I myself know something of suffering, but from those experiences I’ve acquired both courage and perseverance. I’ve also learned to appreciate the hardship that others are going through, no matter how foreign. Whatever you’ve endured, remember that you are never alone. … As I prepared to make this donation, I drew strength from knowing that my recipient would get a second chance at life. I withstood the pain by imagining and rejoicing in YOU.
Here, to Dorland’s eye, was an echo of the letter she’d written to her own recipient — and posted on her private Facebook group — rejiggered and reworded, yet still, she believed, intrinsically hers. Dorland was amazed. It had been three years since she donated her kidney.

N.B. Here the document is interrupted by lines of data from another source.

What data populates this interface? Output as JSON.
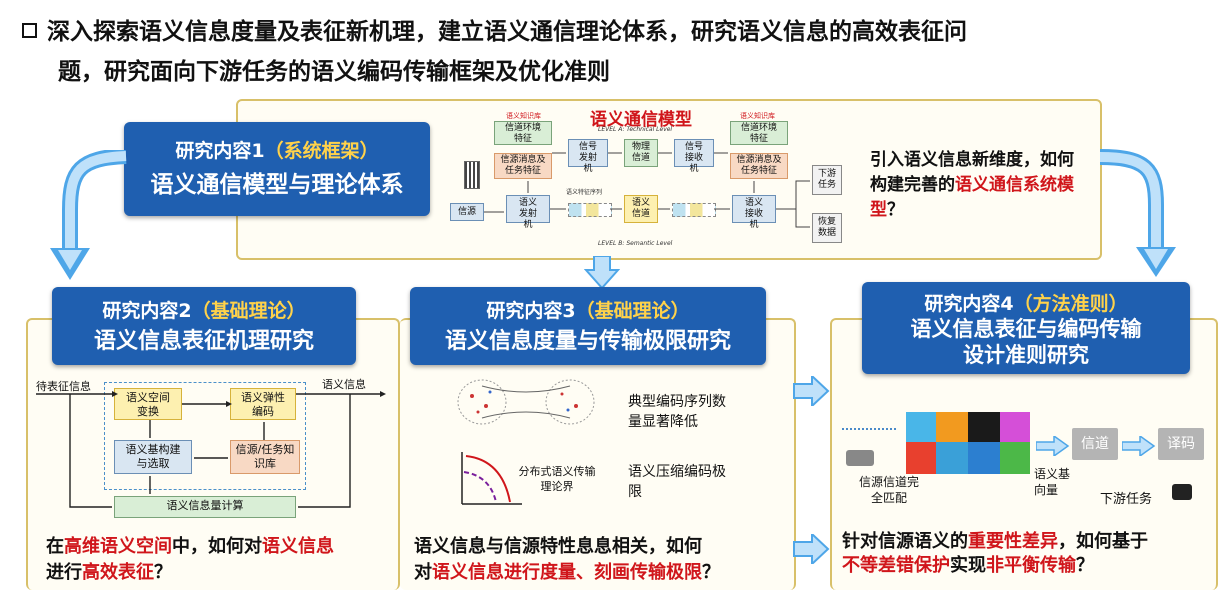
{
  "title": {
    "line1": "深入探索语义信息度量及表征新机理，建立语义通信理论体系，研究语义信息的高效表征问",
    "line2": "题，研究面向下游任务的语义编码传输框架及优化准则"
  },
  "content1": {
    "heading": "研究内容1",
    "tag": "（系统框架）",
    "subtitle": "语义通信模型与理论体系",
    "question_pre": "引入语义信息新维度，如何构建完善的",
    "question_red": "语义通信系统模型",
    "question_post": "？"
  },
  "model": {
    "title": "语义通信模型",
    "level_a": "LEVEL A: Technical Level",
    "level_b": "LEVEL B: Semantic Level",
    "kb_left": "语义知识库",
    "kb_right": "语义知识库",
    "channel_env_left": "信道环境特征",
    "source_msg_left": "信源消息及任务特征",
    "sig_tx": "信号发射机",
    "phys_ch": "物理信道",
    "sig_rx": "信号接收机",
    "channel_env_right": "信道环境特征",
    "source_msg_right": "信源消息及任务特征",
    "source": "信源",
    "sem_tx": "语义发射机",
    "feature_seq": "语义特征序列",
    "sem_ch": "语义信道",
    "sem_rx": "语义接收机",
    "downstream": "下游任务",
    "recover": "恢复数据"
  },
  "content2": {
    "heading": "研究内容2",
    "tag": "（基础理论）",
    "subtitle": "语义信息表征机理研究",
    "input_label": "待表征信息",
    "output_label": "语义信息",
    "sem_space": "语义空间变换",
    "elastic": "语义弹性编码",
    "sem_base": "语义基构建与选取",
    "kb": "信源/任务知识库",
    "calc": "语义信息量计算",
    "q_pre": "在",
    "q_red1": "高维语义空间",
    "q_mid": "中，如何对",
    "q_red2": "语义信息",
    "q_line2_pre": "进行",
    "q_red3": "高效表征",
    "q_post": "？"
  },
  "content3": {
    "heading": "研究内容3",
    "tag": "（基础理论）",
    "subtitle": "语义信息度量与传输极限研究",
    "fig_label": "分布式语义传输理论界",
    "point1": "典型编码序列数量显著降低",
    "point2": "语义压缩编码极限",
    "q_line1": "语义信息与信源特性息息相关，如何",
    "q_pre2": "对",
    "q_red": "语义信息进行度量、刻画传输极限",
    "q_post": "？"
  },
  "content4": {
    "heading": "研究内容4",
    "tag": "（方法准则）",
    "subtitle1": "语义信息表征与编码传输",
    "subtitle2": "设计准则研究",
    "match": "信源信道完全匹配",
    "basis": "语义基向量",
    "channel": "信道",
    "decode": "译码",
    "downstream": "下游任务",
    "q_pre": "针对信源语义的",
    "q_red1": "重要性差异",
    "q_mid": "，如何基于",
    "q_red2": "不等差错保护",
    "q_mid2": "实现",
    "q_red3": "非平衡传输",
    "q_post": "？"
  }
}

Larson had all that time to launder the letter — to rewrite it drastically or remove it — and she hadn’t bothered.
She showed the story’s letter to her husband, Chris, who had until that point given Larson the benefit of the doubt.
“Oh,” he said.
Link to the rest at The New York Times (unfortunately, there is a paywall) and thanks to D for the tip.
Perhaps PG is feeling a little unfeeling today. He blames an approaching winter storm.

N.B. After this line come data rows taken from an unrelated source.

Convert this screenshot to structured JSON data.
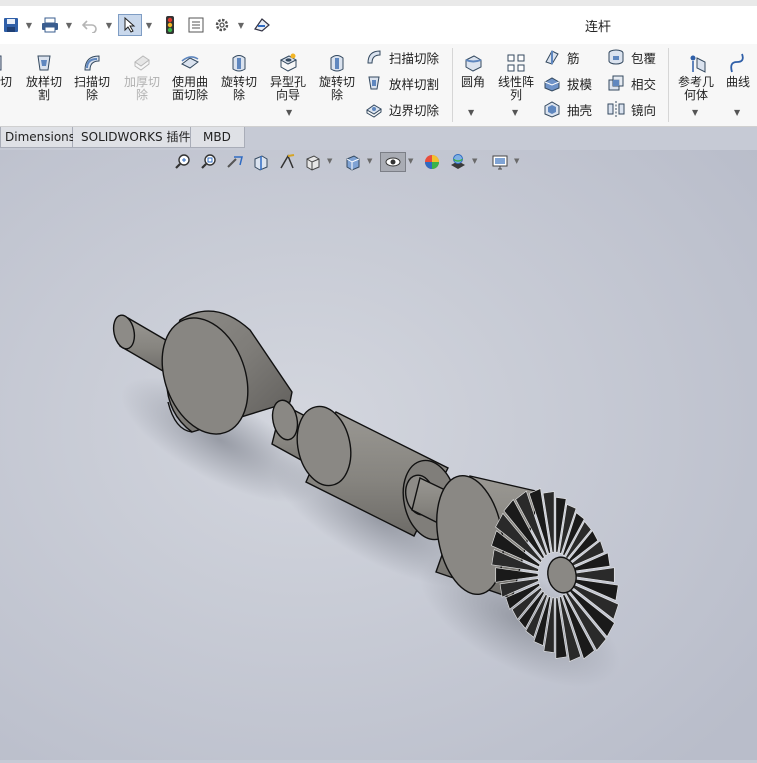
{
  "app": {
    "document_title": "连杆"
  },
  "quick_access": {
    "icons": [
      "save-icon",
      "print-icon",
      "undo-icon",
      "select-icon",
      "traffic-light-icon",
      "file-properties-icon",
      "options-icon",
      "rebuild-icon"
    ]
  },
  "ribbon": {
    "big_buttons": [
      {
        "label": "切\n",
        "icon": "cut-icon",
        "enabled": true
      },
      {
        "label": "放样切\n割",
        "icon": "loft-cut-icon",
        "enabled": true
      },
      {
        "label": "扫描切\n除",
        "icon": "sweep-cut-icon",
        "enabled": true
      },
      {
        "label": "加厚切\n除",
        "icon": "thicken-cut-icon",
        "enabled": false
      },
      {
        "label": "使用曲\n面切除",
        "icon": "surface-cut-icon",
        "enabled": true
      },
      {
        "label": "旋转切\n除",
        "icon": "revolve-cut-icon",
        "enabled": true
      },
      {
        "label": "异型孔\n向导",
        "icon": "hole-wizard-icon",
        "enabled": true
      },
      {
        "label": "旋转切\n除",
        "icon": "revolve-cut-icon",
        "enabled": true
      }
    ],
    "small_group_a": [
      {
        "label": "扫描切除",
        "icon": "sweep-cut-icon"
      },
      {
        "label": "放样切割",
        "icon": "loft-cut-icon"
      },
      {
        "label": "边界切除",
        "icon": "boundary-cut-icon"
      }
    ],
    "fillet": {
      "label": "圆角",
      "icon": "fillet-icon"
    },
    "linear_pattern": {
      "label": "线性阵\n列",
      "icon": "linear-pattern-icon"
    },
    "small_group_b": [
      {
        "label": "筋",
        "icon": "rib-icon"
      },
      {
        "label": "拔模",
        "icon": "draft-icon"
      },
      {
        "label": "抽壳",
        "icon": "shell-icon"
      }
    ],
    "small_group_c": [
      {
        "label": "包覆",
        "icon": "wrap-icon"
      },
      {
        "label": "相交",
        "icon": "intersect-icon"
      },
      {
        "label": "镜向",
        "icon": "mirror-icon"
      }
    ],
    "ref_geometry": {
      "label": "参考几\n何体",
      "icon": "reference-geometry-icon"
    },
    "curves": {
      "label": "曲线",
      "icon": "curves-icon"
    }
  },
  "tabs": [
    "Dimensions",
    "SOLIDWORKS 插件",
    "MBD"
  ],
  "view_toolbar": {
    "icons": [
      "zoom-to-fit-icon",
      "zoom-to-area-icon",
      "previous-view-icon",
      "section-view-icon",
      "dynamic-annotation-icon",
      "view-orientation-icon",
      "display-style-icon",
      "hide-show-items-icon",
      "edit-appearance-icon",
      "apply-scene-icon",
      "view-settings-icon"
    ]
  },
  "colors": {
    "viewport_bg": "#c6cad5",
    "part_gray": "#8d8b88",
    "blade_black": "#1a1a1a"
  }
}
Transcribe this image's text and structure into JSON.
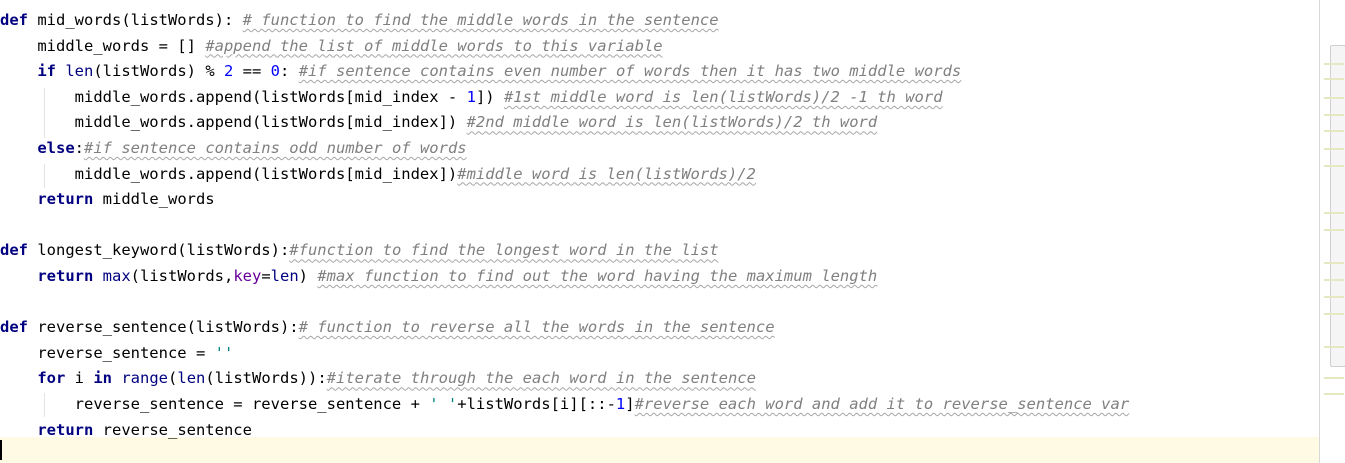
{
  "editor": {
    "language": "python",
    "lines": [
      [
        {
          "t": "def",
          "c": "kw"
        },
        {
          "t": " mid_words(listWords): ",
          "c": ""
        },
        {
          "t": "# function to find the middle words in the sentence",
          "c": "cmt"
        }
      ],
      [
        {
          "t": "    middle_words = [] ",
          "c": ""
        },
        {
          "t": "#append the list of middle words to this variable",
          "c": "cmt"
        }
      ],
      [
        {
          "t": "    ",
          "c": ""
        },
        {
          "t": "if",
          "c": "kw"
        },
        {
          "t": " ",
          "c": ""
        },
        {
          "t": "len",
          "c": "bi"
        },
        {
          "t": "(listWords) % ",
          "c": ""
        },
        {
          "t": "2",
          "c": "num"
        },
        {
          "t": " == ",
          "c": ""
        },
        {
          "t": "0",
          "c": "num"
        },
        {
          "t": ": ",
          "c": ""
        },
        {
          "t": "#if sentence contains even number of words then it has two middle words",
          "c": "cmt"
        }
      ],
      [
        {
          "t": "        middle_words.append(listWords[mid_index - ",
          "c": ""
        },
        {
          "t": "1",
          "c": "num"
        },
        {
          "t": "]) ",
          "c": ""
        },
        {
          "t": "#1st middle word is len(listWords)/2 -1 th word",
          "c": "cmt"
        }
      ],
      [
        {
          "t": "        middle_words.append(listWords[mid_index]) ",
          "c": ""
        },
        {
          "t": "#2nd middle word is len(listWords)/2 th word",
          "c": "cmt"
        }
      ],
      [
        {
          "t": "    ",
          "c": ""
        },
        {
          "t": "else",
          "c": "kw"
        },
        {
          "t": ":",
          "c": ""
        },
        {
          "t": "#if sentence contains odd number of words",
          "c": "cmt"
        }
      ],
      [
        {
          "t": "        middle_words.append(listWords[mid_index])",
          "c": ""
        },
        {
          "t": "#middle word is len(listWords)/2",
          "c": "cmt"
        }
      ],
      [
        {
          "t": "    ",
          "c": ""
        },
        {
          "t": "return",
          "c": "kw"
        },
        {
          "t": " middle_words",
          "c": ""
        }
      ],
      [],
      [
        {
          "t": "def",
          "c": "kw"
        },
        {
          "t": " longest_keyword(listWords):",
          "c": ""
        },
        {
          "t": "#function to find the longest word in the list",
          "c": "cmt"
        }
      ],
      [
        {
          "t": "    ",
          "c": ""
        },
        {
          "t": "return",
          "c": "kw"
        },
        {
          "t": " ",
          "c": ""
        },
        {
          "t": "max",
          "c": "bi"
        },
        {
          "t": "(listWords,",
          "c": ""
        },
        {
          "t": "key",
          "c": "kwarg"
        },
        {
          "t": "=",
          "c": ""
        },
        {
          "t": "len",
          "c": "bi"
        },
        {
          "t": ") ",
          "c": ""
        },
        {
          "t": "#max function to find out the word having the maximum length",
          "c": "cmt"
        }
      ],
      [],
      [
        {
          "t": "def",
          "c": "kw"
        },
        {
          "t": " reverse_sentence(listWords):",
          "c": ""
        },
        {
          "t": "# function to reverse all the words in the sentence",
          "c": "cmt"
        }
      ],
      [
        {
          "t": "    reverse_sentence = ",
          "c": ""
        },
        {
          "t": "''",
          "c": "str"
        }
      ],
      [
        {
          "t": "    ",
          "c": ""
        },
        {
          "t": "for",
          "c": "kw"
        },
        {
          "t": " i ",
          "c": ""
        },
        {
          "t": "in",
          "c": "kw"
        },
        {
          "t": " ",
          "c": ""
        },
        {
          "t": "range",
          "c": "bi"
        },
        {
          "t": "(",
          "c": ""
        },
        {
          "t": "len",
          "c": "bi"
        },
        {
          "t": "(listWords)):",
          "c": ""
        },
        {
          "t": "#iterate through the each word in the sentence",
          "c": "cmt"
        }
      ],
      [
        {
          "t": "        reverse_sentence = reverse_sentence + ",
          "c": ""
        },
        {
          "t": "' '",
          "c": "str"
        },
        {
          "t": "+listWords[i][::-",
          "c": ""
        },
        {
          "t": "1",
          "c": "num"
        },
        {
          "t": "]",
          "c": ""
        },
        {
          "t": "#reverse each word and add it to reverse_sentence var",
          "c": "cmt"
        }
      ],
      [
        {
          "t": "    ",
          "c": ""
        },
        {
          "t": "return",
          "c": "kw"
        },
        {
          "t": " reverse_sentence",
          "c": ""
        }
      ]
    ]
  }
}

From a strictly legal standpoint, nobody owns a story. The first person who created a story that follows the boy meets girl, boy loses girl, boy gets girl (and all the various gender variations to the basic structure) doesn’t own the story structure.
Copyright only protects a particular expression of a story, not the ideas behind the story. For example, PG can easily recall multiple instantiations of the following structure:
- Heroine sets out on a quest to accomplish something important. The quest involves a journey.

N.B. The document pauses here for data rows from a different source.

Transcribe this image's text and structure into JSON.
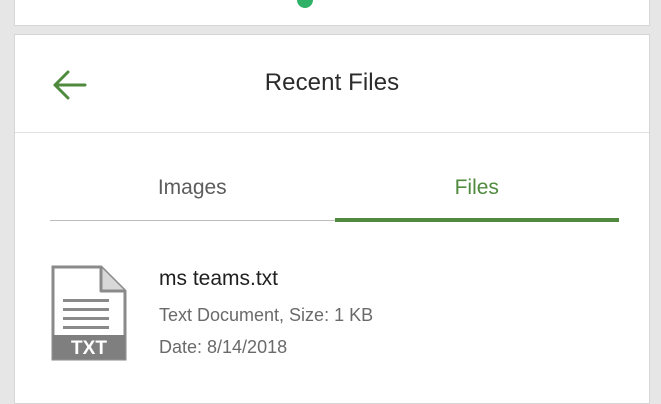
{
  "header": {
    "title": "Recent Files",
    "back_icon": "arrow-left-icon"
  },
  "tabs": [
    {
      "label": "Images",
      "active": false
    },
    {
      "label": "Files",
      "active": true
    }
  ],
  "files": [
    {
      "name": "ms teams.txt",
      "type_and_size": "Text Document, Size: 1 KB",
      "date": "Date: 8/14/2018",
      "icon": "txt-file-icon",
      "icon_label": "TXT"
    }
  ],
  "colors": {
    "accent": "#4f8a3f",
    "top_indicator": "#2fb267"
  }
}
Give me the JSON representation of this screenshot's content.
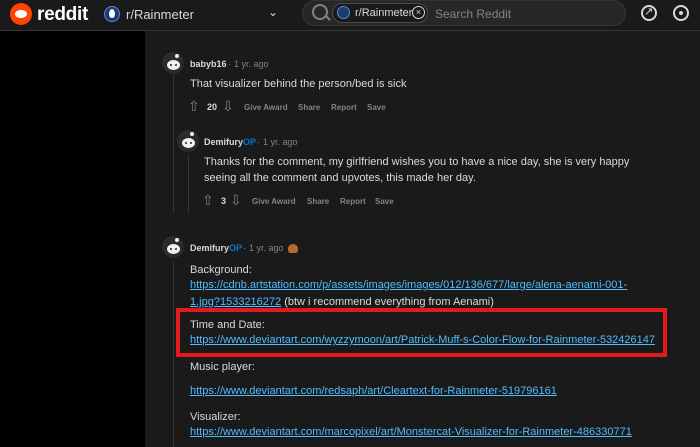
{
  "header": {
    "wordmark": "reddit",
    "subreddit": "r/Rainmeter",
    "search_chip": "r/Rainmeter",
    "search_placeholder": "Search Reddit"
  },
  "comments": [
    {
      "user": "babyb16",
      "op_badge": "",
      "time": "1 yr. ago",
      "body": "That visualizer behind the person/bed is sick",
      "votes": "20",
      "actions": [
        "Give Award",
        "Share",
        "Report",
        "Save"
      ]
    },
    {
      "user": "Demifury",
      "op_badge": "OP",
      "time": "1 yr. ago",
      "body_line1": "Thanks for the comment, my girlfriend wishes you to have a nice day, she is very happy",
      "body_line2": "seeing all the comment and upvotes, this made her day.",
      "votes": "3",
      "actions": [
        "Give Award",
        "Share",
        "Report",
        "Save"
      ]
    },
    {
      "user": "Demifury",
      "op_badge": "OP",
      "time": "1 yr. ago",
      "background_label": "Background:",
      "background_link_line1": "https://cdnb.artstation.com/p/assets/images/images/012/136/677/large/alena-aenami-001-",
      "background_link_line2": "1.jpg?1533216272",
      "background_note": " (btw i recommend everything from Aenami)",
      "time_label": "Time and Date:",
      "time_link": "https://www.deviantart.com/wyzzymoon/art/Patrick-Muff-s-Color-Flow-for-Rainmeter-532426147",
      "music_label": "Music player:",
      "music_link": "https://www.deviantart.com/redsaph/art/Cleartext-for-Rainmeter-519796161",
      "visualizer_label": "Visualizer:",
      "visualizer_link": "https://www.deviantart.com/marcopixel/art/Monstercat-Visualizer-for-Rainmeter-486330771"
    }
  ],
  "colors": {
    "accent": "#ff4500",
    "link": "#4fbcff",
    "op": "#0079d3",
    "highlight": "#e11b1b"
  }
}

- Heroine encounters multiple obstacles and setbacks during the journey, some of which seem almost impossible to overcome.
- Using strength, skill, brains, and perhaps, luck or divine assistance, heroine overcomes each obstacle and ends up triumphant in the end.
The Odyssey follows this pattern. So does the story of King Arthur’s quest for the Holy Grail, along with Bilbo Baggins in The Hobbit and The Lord of the Rings.
In the OP, Ms. Dorland was not the first person to face the emotional stress of donating a kidney, making a great sacrifice, or risking her life to help someone else, known or unknown.
For PG, Ms. Larson’s explanation, that she wrote a story “about a woman who receives a kidney, partially inspired by how my imagination took off after learning of your own tremendous donation” rings true and does not violate any exclusive right of Ms. Dorland to tell such a story. Whether Ms. Larson heard about Ms. Dorland’s experience directly from Ms. Dorland or from someone else is, for PG, immaterial.
To get a bit legalistic about the matter, if Ms. Dorland wished to make certain Ms. Larson didn’t use her experience to write a story, Ms. Dorland should have asked for Ms. Larson to keep the matter confidential at a minimum. Absent Ms. Larson’s agreement to keep the matter secret, for PG, even a request would not grant Ms. Dorland any sort of exclusive right to the story.
Perhaps if the two women had engaged in a lengthy series of exchanges that were clearly intended and understood to remain confidential and the kidney transplant story was part of this series of conversations, Ms. Dorland might have had some legitimate expectation concerning Ms. Larson’s keeping the matter confidential.
But perhaps PG has missed something in the OP that makes his opinions questionable. He’s happy to hear contrary views in the comments. If this is something only two women would understand (but a lot of pairs of women would understand the same way), PG is happy to be told of his male blindness as well.